两个人你一勺我一铲的挖了半天,什么都没挖到。
“你这到底算得准不准呀。”迦南累得手酸,挖出来的还是土。
虞樛黎也累得把铁锹一扔,“等等,让我想想哪出问题了。”
“这地方院子修得一般,屋子里密不透风,怎么可能做得好生意,干嘛把铺子租在这里?”迦南问道。
虞樛黎顺着他指的方向,看向那几扇从屋内被封死的窗户。
“你说得对,犯风水之大忌,怎么可能旺财运,说得对!”虞樛黎一下兴奋起来,猛地站直了。
“‘路冲煞’、终日不见光,还生意兴旺,转煞为吉。原来是这样。”
“哪样啊?”
“怨气倒悬,以阳破之。这地方阴气十足,却次次生意兴隆,是用了一个简单阵法‘阴极阳生阵’。我先前没想到,是因为这阵需要以阴换阳,且只能为施咒人自己效力,作用后阳寿亦转为阴寿,所以很少有人会用。”
“你怎么会懂这些?”迦南问。
虞樛黎回头看他,答道:“这不是我会的,是李逍遥。”
“……”
“既然阴阳互置,那符卦自然无法用寻常法解。所以要找的东西在……”
“西北?”迦南接话。
虞樛黎点头,“聪明。”
这次下手没挖几铲子,便碰到了东西,是一块残破的红布,沾满泥污,里面似乎包了东西。
迦南略带嫌弃地从土里捡出来,打开一看。里面是一只死透的蜈蚣,通体血红,早已被风干,还有一张发黑的符纸,似乎被什么浸泡过,黑得并不均匀。
虞樛黎看了一眼,道:“被血浸的。”
他从迦南手中拿过符纸,打开一看,上面写着:
“借躯还生,当全吾愿,以报再生之恩。若有负逆,百毒入骨,横死道中。”
落款姓名三个字——李逍遥。
虞樛黎刚看完这张符,突然脸色一白,嘴唇紧抿,眼前一片猩红,不受控制地看见一片火光,听见婴儿的啼哭声,刺耳之际,简直像在他脑中一般,刺得他耳膜都要裂开。

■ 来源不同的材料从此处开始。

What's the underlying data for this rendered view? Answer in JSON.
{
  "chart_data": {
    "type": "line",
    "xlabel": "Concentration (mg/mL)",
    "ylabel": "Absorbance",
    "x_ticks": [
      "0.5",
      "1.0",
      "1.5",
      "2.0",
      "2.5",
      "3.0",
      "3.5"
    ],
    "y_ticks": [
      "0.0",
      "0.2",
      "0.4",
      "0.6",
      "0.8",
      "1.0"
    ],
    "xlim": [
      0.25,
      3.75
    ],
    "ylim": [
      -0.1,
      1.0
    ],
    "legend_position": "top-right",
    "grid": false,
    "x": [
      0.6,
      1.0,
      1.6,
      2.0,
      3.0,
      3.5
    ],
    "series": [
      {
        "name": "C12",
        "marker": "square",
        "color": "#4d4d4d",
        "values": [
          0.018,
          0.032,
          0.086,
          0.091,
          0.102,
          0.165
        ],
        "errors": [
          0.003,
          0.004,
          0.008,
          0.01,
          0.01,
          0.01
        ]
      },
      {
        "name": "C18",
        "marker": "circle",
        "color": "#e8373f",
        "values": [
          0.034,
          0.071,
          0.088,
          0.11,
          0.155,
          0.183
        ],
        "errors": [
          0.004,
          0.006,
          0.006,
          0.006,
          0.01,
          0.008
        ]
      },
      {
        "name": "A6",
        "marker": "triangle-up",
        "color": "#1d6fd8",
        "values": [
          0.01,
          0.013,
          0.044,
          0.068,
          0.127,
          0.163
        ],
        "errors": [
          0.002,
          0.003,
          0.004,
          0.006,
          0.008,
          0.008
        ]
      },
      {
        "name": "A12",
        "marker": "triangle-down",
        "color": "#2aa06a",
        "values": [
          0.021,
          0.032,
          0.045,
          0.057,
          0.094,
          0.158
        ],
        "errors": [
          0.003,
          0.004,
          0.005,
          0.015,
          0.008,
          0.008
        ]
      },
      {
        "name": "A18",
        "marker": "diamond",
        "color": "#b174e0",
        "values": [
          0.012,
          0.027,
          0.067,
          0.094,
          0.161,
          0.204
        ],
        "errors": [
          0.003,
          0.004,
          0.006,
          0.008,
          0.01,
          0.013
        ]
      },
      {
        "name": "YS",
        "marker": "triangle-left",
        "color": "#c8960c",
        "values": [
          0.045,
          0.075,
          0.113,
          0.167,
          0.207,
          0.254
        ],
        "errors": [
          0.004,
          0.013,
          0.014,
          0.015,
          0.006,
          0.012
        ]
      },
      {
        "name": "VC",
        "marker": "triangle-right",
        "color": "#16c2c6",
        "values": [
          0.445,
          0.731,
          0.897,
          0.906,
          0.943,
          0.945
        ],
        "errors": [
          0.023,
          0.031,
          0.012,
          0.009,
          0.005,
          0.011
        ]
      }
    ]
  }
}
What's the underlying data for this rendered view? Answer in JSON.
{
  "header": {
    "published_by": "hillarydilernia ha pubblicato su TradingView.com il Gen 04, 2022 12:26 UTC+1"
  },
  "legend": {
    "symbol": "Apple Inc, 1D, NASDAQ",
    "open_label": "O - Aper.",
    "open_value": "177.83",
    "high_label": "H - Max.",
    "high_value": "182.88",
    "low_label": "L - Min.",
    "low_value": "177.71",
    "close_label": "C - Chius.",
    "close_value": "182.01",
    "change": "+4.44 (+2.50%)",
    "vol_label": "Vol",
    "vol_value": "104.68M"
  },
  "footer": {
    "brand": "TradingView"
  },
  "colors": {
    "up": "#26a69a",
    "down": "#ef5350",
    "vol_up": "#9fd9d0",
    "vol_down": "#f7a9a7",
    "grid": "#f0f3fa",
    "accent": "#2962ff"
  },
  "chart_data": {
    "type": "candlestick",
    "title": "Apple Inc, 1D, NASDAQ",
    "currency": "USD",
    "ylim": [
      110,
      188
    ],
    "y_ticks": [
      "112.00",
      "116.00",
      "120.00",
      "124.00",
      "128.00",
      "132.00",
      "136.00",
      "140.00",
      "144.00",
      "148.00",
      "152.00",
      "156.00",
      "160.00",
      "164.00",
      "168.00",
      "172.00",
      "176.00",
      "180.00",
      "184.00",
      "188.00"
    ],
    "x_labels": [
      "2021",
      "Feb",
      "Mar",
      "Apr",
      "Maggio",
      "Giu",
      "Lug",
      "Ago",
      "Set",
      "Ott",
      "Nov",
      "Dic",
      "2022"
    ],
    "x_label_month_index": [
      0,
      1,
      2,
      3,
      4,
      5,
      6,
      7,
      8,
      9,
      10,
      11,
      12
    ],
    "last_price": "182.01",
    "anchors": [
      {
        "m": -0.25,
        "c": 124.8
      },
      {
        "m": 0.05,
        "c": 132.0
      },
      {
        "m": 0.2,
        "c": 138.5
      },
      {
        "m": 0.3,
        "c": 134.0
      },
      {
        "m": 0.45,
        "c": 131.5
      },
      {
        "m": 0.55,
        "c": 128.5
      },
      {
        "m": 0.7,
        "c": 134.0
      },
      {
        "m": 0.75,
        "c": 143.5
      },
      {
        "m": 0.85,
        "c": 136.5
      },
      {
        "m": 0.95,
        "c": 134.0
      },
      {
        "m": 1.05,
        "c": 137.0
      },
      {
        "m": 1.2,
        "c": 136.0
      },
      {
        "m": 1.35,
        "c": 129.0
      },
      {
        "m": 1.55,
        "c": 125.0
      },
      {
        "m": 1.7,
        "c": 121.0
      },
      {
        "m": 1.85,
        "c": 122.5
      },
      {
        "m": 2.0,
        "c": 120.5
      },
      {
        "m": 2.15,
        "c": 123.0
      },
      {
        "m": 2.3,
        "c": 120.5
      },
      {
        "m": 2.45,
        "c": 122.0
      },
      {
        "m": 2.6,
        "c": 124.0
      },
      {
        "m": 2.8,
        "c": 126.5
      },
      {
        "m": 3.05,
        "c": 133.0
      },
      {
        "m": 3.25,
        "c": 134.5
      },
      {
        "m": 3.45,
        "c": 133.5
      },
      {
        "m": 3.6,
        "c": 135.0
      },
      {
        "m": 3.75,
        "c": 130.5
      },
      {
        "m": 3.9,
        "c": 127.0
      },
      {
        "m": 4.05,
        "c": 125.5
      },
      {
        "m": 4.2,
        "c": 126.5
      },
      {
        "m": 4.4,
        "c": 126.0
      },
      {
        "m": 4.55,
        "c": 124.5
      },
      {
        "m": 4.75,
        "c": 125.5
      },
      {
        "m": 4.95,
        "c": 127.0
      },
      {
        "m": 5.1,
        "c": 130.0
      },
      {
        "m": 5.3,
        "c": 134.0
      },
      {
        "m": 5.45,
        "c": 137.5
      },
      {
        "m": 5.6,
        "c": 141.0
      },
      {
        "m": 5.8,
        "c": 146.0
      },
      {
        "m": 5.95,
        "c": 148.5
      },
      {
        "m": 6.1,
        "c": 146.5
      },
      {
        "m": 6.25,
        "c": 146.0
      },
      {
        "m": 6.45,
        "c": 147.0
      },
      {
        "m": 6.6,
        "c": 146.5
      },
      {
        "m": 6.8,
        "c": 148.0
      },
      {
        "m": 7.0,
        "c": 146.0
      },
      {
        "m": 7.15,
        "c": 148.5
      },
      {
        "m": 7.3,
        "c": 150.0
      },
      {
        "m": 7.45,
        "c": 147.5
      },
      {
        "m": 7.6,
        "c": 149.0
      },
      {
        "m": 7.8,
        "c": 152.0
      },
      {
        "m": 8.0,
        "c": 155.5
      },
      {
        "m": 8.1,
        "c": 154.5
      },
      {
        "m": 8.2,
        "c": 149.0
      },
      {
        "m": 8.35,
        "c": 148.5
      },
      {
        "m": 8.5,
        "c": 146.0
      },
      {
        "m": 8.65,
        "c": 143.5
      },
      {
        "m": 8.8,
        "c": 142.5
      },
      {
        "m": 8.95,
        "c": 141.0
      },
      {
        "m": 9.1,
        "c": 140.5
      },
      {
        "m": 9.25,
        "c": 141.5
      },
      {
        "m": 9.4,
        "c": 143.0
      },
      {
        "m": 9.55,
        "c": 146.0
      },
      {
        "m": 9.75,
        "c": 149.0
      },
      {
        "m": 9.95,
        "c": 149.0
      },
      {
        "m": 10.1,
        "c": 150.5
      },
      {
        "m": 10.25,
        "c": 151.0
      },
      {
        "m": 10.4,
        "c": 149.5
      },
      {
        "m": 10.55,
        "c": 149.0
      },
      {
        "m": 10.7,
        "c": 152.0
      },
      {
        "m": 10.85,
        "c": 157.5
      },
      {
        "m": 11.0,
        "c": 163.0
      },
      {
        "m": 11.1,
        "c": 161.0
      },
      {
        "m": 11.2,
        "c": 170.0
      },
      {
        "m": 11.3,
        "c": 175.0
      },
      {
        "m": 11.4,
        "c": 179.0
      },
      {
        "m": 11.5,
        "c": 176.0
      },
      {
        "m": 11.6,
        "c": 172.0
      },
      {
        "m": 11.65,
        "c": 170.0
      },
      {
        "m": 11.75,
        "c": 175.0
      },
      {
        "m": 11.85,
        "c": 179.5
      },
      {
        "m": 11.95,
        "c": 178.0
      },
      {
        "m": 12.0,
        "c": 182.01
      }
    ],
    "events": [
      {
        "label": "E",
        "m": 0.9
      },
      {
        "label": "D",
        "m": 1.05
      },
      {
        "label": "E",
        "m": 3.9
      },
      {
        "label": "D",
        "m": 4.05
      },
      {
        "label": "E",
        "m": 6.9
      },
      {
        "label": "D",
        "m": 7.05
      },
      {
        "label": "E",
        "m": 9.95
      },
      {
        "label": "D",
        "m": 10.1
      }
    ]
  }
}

削瘦挺拔的身影跪倒在地,虞樛黎抱住头,脑中有个尖锐的声音反复在念符纸上的内容,犹如厉鬼嘶吼,与婴儿哭声交织着一起。
他突然什么都看不见了,眼前只剩一片猩红,开口道:“孩子,那个孩子……我们一起葬的……”
迦南伸手扶他,还没扶起来,虞樛黎吐出一口血,直挺挺地往地上倒去。